あらかじめ子供に「通勤通学ラッシュ」をイメージさせるために親がやるべきこと
通勤通学ラッシュの経験
学校説明会や学園祭に足を運び、実際にこの目で学校を確かめてから志望校を決定するのが定石かと思います。生徒の様子や設備の充実度など、学校紹介のパンフレットで見た印象とは異なることも少なくありません。
しかし、学校説明会や学園祭は休日に開催されることが多いため、実際に学校に訪問したとしても、子供が見て、経験できないのが、通勤通学時の状況です。
入学するかどうかわからない、志望校選択の段階で、平日の朝から子供を連れて通学ルートのラッシュを経験させている人はほとんどいないのではないでしょうか。
それでも通学路、通学時間は大きなファクター
意外と子供たちは、「通学」について深く考えていないものです。気になるのは生徒の雰囲気、学校設備です。
我が家の子供たちも、車酔いがひどいために「長時間のバスは嫌だな」と言うくらいで、乗り継ぎや所要時間など気にしている素振りはまったくみられません。我が家は賃貸ということもあって、「何なら引っ越せばいい」と軽く言う始末です。
高校だけでも3年間、中高一貫校であれば6年間も通うのですから、親としては、通学の所要時間、電車の乗り継ぎ、最寄り駅から学校までの距離や環境など、学校にたどり着くまでのことも気になるところです。
ますは通学範囲の決定から
新型コロナウイルスの影響や異常気象などの天災への懸念もあって、できることなら自宅から近い学校に通わせてあげたいと思うのが親心かと思います。

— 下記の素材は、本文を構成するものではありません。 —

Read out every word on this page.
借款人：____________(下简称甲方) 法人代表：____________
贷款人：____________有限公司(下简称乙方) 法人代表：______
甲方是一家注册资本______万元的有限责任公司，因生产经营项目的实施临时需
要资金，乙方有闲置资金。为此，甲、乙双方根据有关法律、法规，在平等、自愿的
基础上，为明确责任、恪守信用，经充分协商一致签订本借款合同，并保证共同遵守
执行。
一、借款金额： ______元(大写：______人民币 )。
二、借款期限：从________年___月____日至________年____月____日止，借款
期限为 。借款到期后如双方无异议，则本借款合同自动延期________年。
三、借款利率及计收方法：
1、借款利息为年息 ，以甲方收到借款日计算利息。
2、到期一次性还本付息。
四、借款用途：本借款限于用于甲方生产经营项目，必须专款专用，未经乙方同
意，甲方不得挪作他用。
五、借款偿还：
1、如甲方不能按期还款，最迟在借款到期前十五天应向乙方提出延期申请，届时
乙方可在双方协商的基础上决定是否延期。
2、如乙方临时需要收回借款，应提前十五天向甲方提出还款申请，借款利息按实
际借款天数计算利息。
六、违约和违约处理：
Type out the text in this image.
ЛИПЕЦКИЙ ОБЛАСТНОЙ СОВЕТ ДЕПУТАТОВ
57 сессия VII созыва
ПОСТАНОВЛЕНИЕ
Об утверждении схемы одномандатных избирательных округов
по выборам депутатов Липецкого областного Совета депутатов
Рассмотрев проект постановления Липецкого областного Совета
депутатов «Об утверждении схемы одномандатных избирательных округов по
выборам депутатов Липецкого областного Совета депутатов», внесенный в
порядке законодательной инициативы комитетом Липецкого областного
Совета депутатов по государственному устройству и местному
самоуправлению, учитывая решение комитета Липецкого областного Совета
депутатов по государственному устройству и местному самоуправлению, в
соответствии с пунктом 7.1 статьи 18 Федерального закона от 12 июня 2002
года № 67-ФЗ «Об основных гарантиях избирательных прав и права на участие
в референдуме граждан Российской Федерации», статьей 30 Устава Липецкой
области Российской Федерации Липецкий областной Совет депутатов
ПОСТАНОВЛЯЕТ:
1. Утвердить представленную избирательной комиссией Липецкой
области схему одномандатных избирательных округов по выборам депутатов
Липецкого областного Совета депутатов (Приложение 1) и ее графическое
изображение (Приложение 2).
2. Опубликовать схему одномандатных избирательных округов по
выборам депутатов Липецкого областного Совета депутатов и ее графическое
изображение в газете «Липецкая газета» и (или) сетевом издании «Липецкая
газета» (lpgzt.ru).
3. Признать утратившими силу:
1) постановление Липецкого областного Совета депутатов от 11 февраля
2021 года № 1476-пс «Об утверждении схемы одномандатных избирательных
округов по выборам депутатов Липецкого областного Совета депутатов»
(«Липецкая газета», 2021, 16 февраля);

一方、実際に学校に通うのは親ではなく子供たちなので、たとえ志望校が多少遠くにあったとしても、子供たちの意向を十分に尊重しなければなりません。
特に首都圏では、学校数が多いため、なかなか絞り込むのも難しい面があります。
そこで、キリがありませんので、自宅から「半径何キロ」または「片道何時間」と、一度強引に線を引いてしまうのが望ましいと思います。
ちなみに我が家では、現在の住まいから「door-to-doorで90分」を一つの目安に線を引き(それでも、結構広い範囲です)、その中で志望校を話し合ってきました。
子供に通学通勤ラッシュをイメージさせる
同じ所要時間であっても、使う路線・駅によって、乗り換え回数によって、子供に与える負担は大きく異なります。
本来であれば冒頭に述べたように、志望校選択の段階で実際の通学を経験させた方がよいのでしょうが、現実的にはなかなか難しいです。
そこで、まず頼りになるのは、親の経験です。
乗ったことのない路線はイメージし難いでしょうが、少なくとも通勤で利用する路線や駅は十分理解できているはずです。「あの小さな体で、60分もこの混雑に耐えるのか」「日本有数の乗降客数を誇るあのターミナル駅で乗り換えるのか」と、本人の代わりにイメージします。
そして、時より、休日のお出かけ時に少し混雑した、不快な電車に子供と一緒に乗ったとき、「志望校への通学は、これより混雑した電車で、かつ、もっと長い時間立っていなければならないのだよ」と教えてあげましょう。
我が家の子供たちも、たった一駅ですが電車に乗って塾に通っています。特に帰りの時間は、ちょうど帰宅ラッシュの時間帯で、いつもオジさんたちにもみくちゃにされています。
ある日、塾から帰る息子と一緒になったことがあります。その頃、まったく方角の異なる志望校で悩んでいた息子に対し、一言ささやきました。
「反対のホームの電車を見てごらん。反対方面の電車であれば、行きも帰りもゆったりと座って、大好きなスマホを見ながら通学できるよ」
息子は、私のその一言で腹が決まったようです。